From what does the need to ask forgiveness come from? It comes from social disconnection. A rupture has occurred, and needs to be repaired. Some rule has been violated, some feeling of tenderness or propriety crossed. There was connection, now there is not.
Childhood trauma, of course, will generate the continual sense of shame, of alienation, and the futile asking for, but never receiving, forgiveness. I myself compensate with arrogance. It is a shield of sorts, or has been. It is an interesting thing to contemplate that somewhere in the hardest human beings there is the capacity for tenderness and softness which they have forgotten.
And being me, I started contemplating the dynamics of asking forgiveness from GOD. We cannot see God. Is asking for forgiveness the same as asking for connection?
And being me, I started thinking about T’shuvah, repentance, which at one time consisted in offering animal sacrifices at the Temple in Jerusalem. What is this dynamic? I will need to feel about this for a while longer.
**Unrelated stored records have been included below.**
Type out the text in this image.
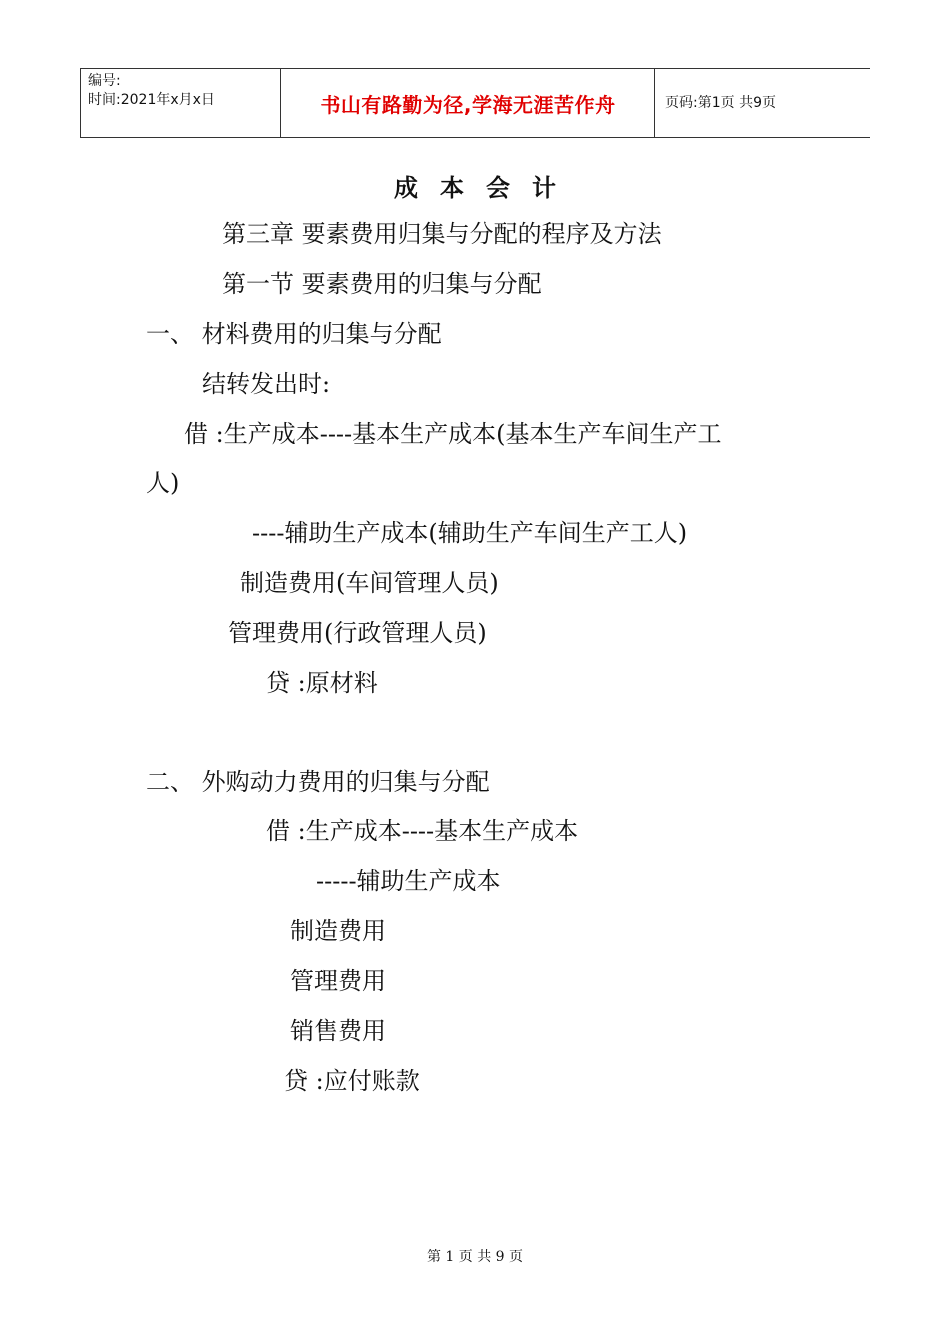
编号:
时间:2021年x月x日	书山有路勤为径,学海无涯苦作舟	页码:第1页 共9页
成本会计
第三章 要素费用归集与分配的程序及方法
第一节 要素费用的归集与分配
一、 材料费用的归集与分配
结转发出时:
借 :生产成本----基本生产成本(基本生产车间生产工
人)
----辅助生产成本(辅助生产车间生产工人)
制造费用(车间管理人员)
管理费用(行政管理人员)
贷 :原材料
二、 外购动力费用的归集与分配
借 :生产成本----基本生产成本
-----辅助生产成本
制造费用
管理费用
销售费用
贷 :应付账款
第 1 页 共 9 页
But the point I wanted to make here is that it is quite possible, and in my view desirable, to treat religion BOTH as a cultural artifact intended to enable social cohesion and the maintenance of meaning, AND as a set of objective claims about the physical universe which can be investigated in a scientific manner. A study can be made as to what works and why culturally, and as to what is true empirically.
As I’ve no doubt mentioned repeatedly, Religion (Religions, if you want to be more politically conformist) was my own academic field of interest, and sacrifice–“acts of the sacred”–my main interest there. But the question “is this true?” was not an important question. I think it should be.